# Any ice yet....



## PBH (Nov 7, 2007)

Anyone know if Fish Lake has any ice yet?

(just couln't help myself.....)

Here's a couple pics from a few days ago:


----------



## peacefish (Jan 22, 2008)

That is a beautiful fish


----------



## Fishrmn (Sep 14, 2007)

YOU, are a sick man. :lol: 
Both, for stirring the pot, and for teasing us with those pics.


----------



## bowhunt3r4l1f3 (Jan 12, 2011)

Where was this?


----------



## PBH (Nov 7, 2007)

peacefish said:


> That is a beautiful fish


Which one? The splake or the brook trout? (actually, both are pretty darn amazing!)



bowhunt3r4l1f3 said:


> Where was this?


almost 10,000 ft.


----------



## PBH (Nov 7, 2007)

Fishrmn said:


> YOU, are a sick man. :lol:
> Both, for stirring the pot, and for teasing us with those pics.


I had to verify whether or not my standard spinning reel could stand up to the test of ice fishing. I was nearly convinced that I needed to buy an "ice reel", "ice rod", and "ice line".

As it turns out, I didn't need anything special. Just a rod, reel, and some line worked just fine.


----------



## Catherder (Aug 2, 2008)

Fishrmn said:


> YOU, are a sick man. :lol:
> Both, for stirring the pot, and for teasing us with those pics.


+1.

Nice fish.
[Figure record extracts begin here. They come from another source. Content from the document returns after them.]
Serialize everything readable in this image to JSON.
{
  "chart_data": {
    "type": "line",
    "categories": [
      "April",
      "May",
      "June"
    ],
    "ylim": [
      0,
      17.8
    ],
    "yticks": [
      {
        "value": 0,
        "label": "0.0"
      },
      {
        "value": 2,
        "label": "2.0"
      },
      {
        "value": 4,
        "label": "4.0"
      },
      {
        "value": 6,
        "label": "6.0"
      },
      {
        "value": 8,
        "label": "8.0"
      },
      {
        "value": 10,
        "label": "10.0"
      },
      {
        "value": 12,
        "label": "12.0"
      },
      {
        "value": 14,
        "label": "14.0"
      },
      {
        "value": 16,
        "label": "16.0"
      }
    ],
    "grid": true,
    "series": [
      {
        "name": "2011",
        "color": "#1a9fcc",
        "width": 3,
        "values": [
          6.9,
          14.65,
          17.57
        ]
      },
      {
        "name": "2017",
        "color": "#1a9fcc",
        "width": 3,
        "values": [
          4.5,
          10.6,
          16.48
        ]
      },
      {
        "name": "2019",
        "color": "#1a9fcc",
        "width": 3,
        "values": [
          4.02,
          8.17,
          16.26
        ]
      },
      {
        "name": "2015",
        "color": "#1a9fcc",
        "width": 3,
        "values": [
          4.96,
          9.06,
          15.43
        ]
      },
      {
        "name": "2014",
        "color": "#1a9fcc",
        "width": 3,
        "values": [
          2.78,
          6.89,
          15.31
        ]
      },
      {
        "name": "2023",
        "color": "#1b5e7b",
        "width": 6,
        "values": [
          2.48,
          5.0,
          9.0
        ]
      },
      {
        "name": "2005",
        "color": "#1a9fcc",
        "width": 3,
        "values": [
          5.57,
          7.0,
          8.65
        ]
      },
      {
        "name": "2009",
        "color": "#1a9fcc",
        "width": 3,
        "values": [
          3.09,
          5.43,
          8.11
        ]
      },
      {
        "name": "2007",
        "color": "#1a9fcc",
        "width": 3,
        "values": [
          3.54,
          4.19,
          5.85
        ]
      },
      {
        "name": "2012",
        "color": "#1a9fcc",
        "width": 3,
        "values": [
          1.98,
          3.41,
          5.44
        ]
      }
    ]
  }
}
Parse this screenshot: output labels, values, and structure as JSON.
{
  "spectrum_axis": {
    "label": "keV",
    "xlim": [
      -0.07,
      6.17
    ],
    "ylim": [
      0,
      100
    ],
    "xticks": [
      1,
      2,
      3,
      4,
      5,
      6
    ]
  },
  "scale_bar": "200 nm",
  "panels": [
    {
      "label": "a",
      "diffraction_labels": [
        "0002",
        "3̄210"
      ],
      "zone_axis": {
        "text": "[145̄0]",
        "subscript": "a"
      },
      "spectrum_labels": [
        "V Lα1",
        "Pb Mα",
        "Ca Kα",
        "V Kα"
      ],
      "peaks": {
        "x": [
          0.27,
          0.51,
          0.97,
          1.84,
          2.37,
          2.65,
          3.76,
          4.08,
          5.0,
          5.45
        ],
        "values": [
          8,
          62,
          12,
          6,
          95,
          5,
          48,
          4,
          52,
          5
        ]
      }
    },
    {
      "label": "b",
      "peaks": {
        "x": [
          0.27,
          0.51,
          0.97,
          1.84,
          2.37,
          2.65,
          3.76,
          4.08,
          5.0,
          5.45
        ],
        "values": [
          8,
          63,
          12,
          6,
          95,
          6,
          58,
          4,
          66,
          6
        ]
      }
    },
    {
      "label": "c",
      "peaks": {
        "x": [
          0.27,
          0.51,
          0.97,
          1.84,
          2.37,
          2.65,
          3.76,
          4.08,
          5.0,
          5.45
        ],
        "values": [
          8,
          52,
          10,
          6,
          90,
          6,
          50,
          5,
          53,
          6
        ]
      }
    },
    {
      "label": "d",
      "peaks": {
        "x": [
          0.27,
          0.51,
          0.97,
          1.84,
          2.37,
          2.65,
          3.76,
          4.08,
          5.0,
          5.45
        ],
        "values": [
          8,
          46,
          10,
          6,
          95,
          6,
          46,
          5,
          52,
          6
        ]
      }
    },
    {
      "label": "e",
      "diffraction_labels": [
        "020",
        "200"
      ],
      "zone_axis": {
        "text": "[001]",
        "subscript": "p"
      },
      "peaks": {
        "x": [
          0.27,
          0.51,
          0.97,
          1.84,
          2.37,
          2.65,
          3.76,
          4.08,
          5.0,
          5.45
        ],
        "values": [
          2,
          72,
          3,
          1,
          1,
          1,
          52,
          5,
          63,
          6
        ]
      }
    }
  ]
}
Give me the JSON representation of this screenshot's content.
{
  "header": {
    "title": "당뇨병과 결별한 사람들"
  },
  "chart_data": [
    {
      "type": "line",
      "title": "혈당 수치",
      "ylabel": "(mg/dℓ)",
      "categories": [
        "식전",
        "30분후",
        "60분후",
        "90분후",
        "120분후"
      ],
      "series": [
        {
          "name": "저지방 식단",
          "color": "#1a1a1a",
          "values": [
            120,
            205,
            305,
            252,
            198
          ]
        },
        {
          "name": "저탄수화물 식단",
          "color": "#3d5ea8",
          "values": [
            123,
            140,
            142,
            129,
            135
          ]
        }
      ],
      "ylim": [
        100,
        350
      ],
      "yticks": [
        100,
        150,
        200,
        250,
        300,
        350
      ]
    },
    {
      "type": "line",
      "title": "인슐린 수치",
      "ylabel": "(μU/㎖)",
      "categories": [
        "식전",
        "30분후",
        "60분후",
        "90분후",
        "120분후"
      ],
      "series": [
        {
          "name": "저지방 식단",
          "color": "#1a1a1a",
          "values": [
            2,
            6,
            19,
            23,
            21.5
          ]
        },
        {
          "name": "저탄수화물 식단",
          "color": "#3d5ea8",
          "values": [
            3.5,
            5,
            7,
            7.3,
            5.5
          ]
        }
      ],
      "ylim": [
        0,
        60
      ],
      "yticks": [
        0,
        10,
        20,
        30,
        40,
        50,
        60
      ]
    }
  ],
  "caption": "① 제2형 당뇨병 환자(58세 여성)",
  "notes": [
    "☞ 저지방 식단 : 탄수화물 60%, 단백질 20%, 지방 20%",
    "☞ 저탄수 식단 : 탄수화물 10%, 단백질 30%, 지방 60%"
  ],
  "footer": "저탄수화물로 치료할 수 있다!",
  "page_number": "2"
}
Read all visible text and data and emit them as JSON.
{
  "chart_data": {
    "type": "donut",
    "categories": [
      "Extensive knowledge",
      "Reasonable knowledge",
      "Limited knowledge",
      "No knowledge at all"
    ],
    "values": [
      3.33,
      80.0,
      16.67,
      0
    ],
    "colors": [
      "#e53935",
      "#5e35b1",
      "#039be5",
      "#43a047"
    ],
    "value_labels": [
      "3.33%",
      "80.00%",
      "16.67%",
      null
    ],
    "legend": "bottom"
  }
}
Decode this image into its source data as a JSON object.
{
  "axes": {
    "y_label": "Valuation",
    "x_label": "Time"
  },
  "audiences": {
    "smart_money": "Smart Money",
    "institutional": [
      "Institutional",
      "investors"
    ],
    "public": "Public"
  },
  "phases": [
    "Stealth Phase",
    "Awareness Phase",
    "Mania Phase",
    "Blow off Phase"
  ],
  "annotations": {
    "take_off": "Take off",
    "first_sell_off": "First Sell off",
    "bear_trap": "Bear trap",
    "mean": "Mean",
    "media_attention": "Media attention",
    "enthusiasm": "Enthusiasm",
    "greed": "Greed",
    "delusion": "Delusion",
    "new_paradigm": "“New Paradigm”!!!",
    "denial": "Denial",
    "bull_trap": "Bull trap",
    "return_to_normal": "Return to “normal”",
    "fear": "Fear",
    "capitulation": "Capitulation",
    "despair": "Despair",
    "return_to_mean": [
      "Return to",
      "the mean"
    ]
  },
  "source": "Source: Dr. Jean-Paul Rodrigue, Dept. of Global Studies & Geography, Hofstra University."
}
Looks like the "range down South" is treating you well.


----------



## LOAH (Sep 29, 2007)

Nice!


----------



## HighmtnFish (Jun 3, 2010)

I hope you weren't stirring around on the Boulder fishing a lake that is closed until the spring. (Kidding of course) those are some very nice fish.
How thick was the ice?


----------



## BrookTroutKid (Oct 10, 2007)

Those are awesome you and your brothers seems to catch them there on a regular basis...


----------



## PBH (Nov 7, 2007)

HighmtnFish said:


> How thick was the ice?


~1/3 of the lake was open water.
~1/3 had about 1/4" of ice.
~1/3 had about 3 1/2" of ice.


----------